Even darker days for Nigeria as power supply gets worse

Even darker days for Nigeria as power supply gets worse

LAGOS - Agence France Presse

AFP Photo

Even at the best of times Nigeria ranks among the lowest countries in the world for energy consumption, and production is currently at historic lows

Taxi motocycles wait for passengers under electricity cables on the Apapa - Oshodi expressway in Lagos, while students study with a kerosene lamp due to epileptic public power supply in the Nigeria’s capital city (inset). AFP photos

alogun Shakirat woke up with a start at 3 a.m. and put on the light in her workshop in a crowded working class district of Nigeria’s commercial capital, Lagos.

In the following three hours, she was able to sew shirts, trousers and a jacket. Then the electricity supply went off again.

“No light the whole day today,” she complained.

Instead she stitched the hems of traditional Yoruba hats with a needle at her overheated single-story house and waited for night to fall. “NEPA brings light at night these days,” said Shakirat, referring to the National Electric Power Authority, or, as it’s often been called, “Never Expect Power Always.”

The electricity provider hasn’t existed for years under the name NEPA, but it’s still talked about like a person, its presence or absence dictating the rhythm of Nigerian life.

Even at the best of times Nigeria, which is home to more than 170 million people, ranks among the lowest countries in the world for energy consumption at just 155 kilowatt hours per person.

But these are not the best of times: Production has wavered for the last few months between 1,500 to 4,000 megawatts.

In comparison, South Africa, which has three times fewer people, capacity is more than 10 times greater at 45,000 MW. Between 8,000 and 9,000 MW is the bare minimum considered necessary for Lagos’ economy to function.

But the megacity only gets about 10 percent of what it needs, leaving its 20 million or so inhabitants to their own devices.

The richest use top-of-the-range inverters and huge diesel-powered generators to guarantee as much uninterrupted supply as possible. The less well-off have smaller generators that are used sparingly because of the rising cost of fuel; the poorest are stuck with kerosene lamps.

In Obalende, Shakirat said the power situation is affecting her business.

“Before I could make 30,000 naira a week ($95. Now it’s 10,000 because of NEPA. It’s since April.

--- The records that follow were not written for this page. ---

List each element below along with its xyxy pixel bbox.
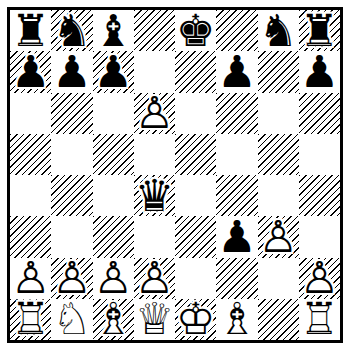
piece-black-pawn: ♟ [51,51,92,92]
square-h5[interactable] [299,134,340,175]
piece-black-pawn: ♟ [299,51,340,92]
square-e3[interactable] [175,216,216,257]
piece-white-bishop: ♝♗ [93,299,134,340]
piece-black-queen: ♛ [134,175,175,216]
piece-black-king: ♚ [175,10,216,51]
piece-black-pawn: ♟ [10,51,51,92]
piece-black-pawn: ♟ [93,51,134,92]
square-f3[interactable]: ♟ [216,216,257,257]
square-d5[interactable] [134,134,175,175]
square-h7[interactable]: ♟ [299,51,340,92]
square-e1[interactable]: ♚♔ [175,299,216,340]
square-f6[interactable] [216,93,257,134]
piece-white-knight: ♞♘ [51,299,92,340]
square-d6[interactable]: ♟♙ [134,93,175,134]
square-f7[interactable]: ♟ [216,51,257,92]
piece-white-queen: ♛♕ [134,299,175,340]
square-d8[interactable] [134,10,175,51]
chess-board: ♜♞♝♚♞♜♟♟♟♟♟♟♙♛♟♟♙♟♙♟♙♟♙♟♙♟♙♜♖♞♘♝♗♛♕♚♔♝♗♜… [7,7,343,343]
square-g3[interactable]: ♟♙ [258,216,299,257]
square-c5[interactable] [93,134,134,175]
piece-white-pawn: ♟♙ [258,216,299,257]
piece-black-pawn: ♟ [216,51,257,92]
square-b5[interactable] [51,134,92,175]
square-h4[interactable] [299,175,340,216]
piece-white-rook: ♜♖ [10,299,51,340]
square-a1[interactable]: ♜♖ [10,299,51,340]
square-e8[interactable]: ♚ [175,10,216,51]
square-b1[interactable]: ♞♘ [51,299,92,340]
square-a7[interactable]: ♟ [10,51,51,92]
square-a5[interactable] [10,134,51,175]
square-h6[interactable] [299,93,340,134]
square-e5[interactable] [175,134,216,175]
piece-white-king: ♚♔ [175,299,216,340]
square-f1[interactable]: ♝♗ [216,299,257,340]
square-b6[interactable] [51,93,92,134]
piece-black-knight: ♞ [258,10,299,51]
square-b4[interactable] [51,175,92,216]
square-c6[interactable] [93,93,134,134]
square-c1[interactable]: ♝♗ [93,299,134,340]
square-c7[interactable]: ♟ [93,51,134,92]
square-c4[interactable] [93,175,134,216]
square-g7[interactable] [258,51,299,92]
piece-black-pawn: ♟ [216,216,257,257]
square-g2[interactable] [258,258,299,299]
square-h1[interactable]: ♜♖ [299,299,340,340]
square-g5[interactable] [258,134,299,175]
square-d1[interactable]: ♛♕ [134,299,175,340]
square-e6[interactable] [175,93,216,134]
piece-white-pawn: ♟♙ [134,93,175,134]
square-g6[interactable] [258,93,299,134]
square-a4[interactable] [10,175,51,216]
square-a6[interactable] [10,93,51,134]
piece-white-rook: ♜♖ [299,299,340,340]
square-b7[interactable]: ♟ [51,51,92,92]
square-d4[interactable]: ♛ [134,175,175,216]
square-e4[interactable] [175,175,216,216]
square-e7[interactable] [175,51,216,92]
square-g8[interactable]: ♞ [258,10,299,51]
piece-white-bishop: ♝♗ [216,299,257,340]
square-g1[interactable] [258,299,299,340]
square-f5[interactable] [216,134,257,175]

We don’t know why,” she said.

In fact, April was when the Niger Delta Avengers group conducted its first major attacks in the creeks and swamps of Nigeria’s oil-producing south.

The rebels have since regularly blown up energy infrastructure and promised to bring Nigeria to its knees as long as its demands are not met.

On Sept. 25, Shell was forced to shut down the Trans Niger Pipeline, which feeds the Afam VI electricity power station in Rivers state. As yet, none of the alphabet soup of armed groups sabotaging the region’s oil and gas infrastructure has claimed responsibility for the attack. But last week, the NDA said it had blown up the key Bonny pipeline, breaking a cease-fire it had declared a month before.

Dallas Peavey, the executive director of Egbin Power, the biggest electricity power station in Nigeria, has blamed government policy for the situation and had a stark warning for the future.

“It’s going to be dark in Nigeria soon,” he was quoted as saying in a recent newspaper interview.

New players took advantage of the liberalization of the power sector in 2013 and invested in Nigeria, which because of its huge need for electricity, was seen as an eldorado. But three years later, oil prices have plummeted on the world market, hitting Nigeria hard given that crude export sales account for some 70 percent of government revenue.

Foreign exchange is in short supply, the economy in recession and the turbines of Egbin are now running at only 30 percent capacity because of the attacks in the delta. “We are owed over 86 billion naira by the federal government. We have been producing but we haven’t been paid for almost six months,” said Peavey.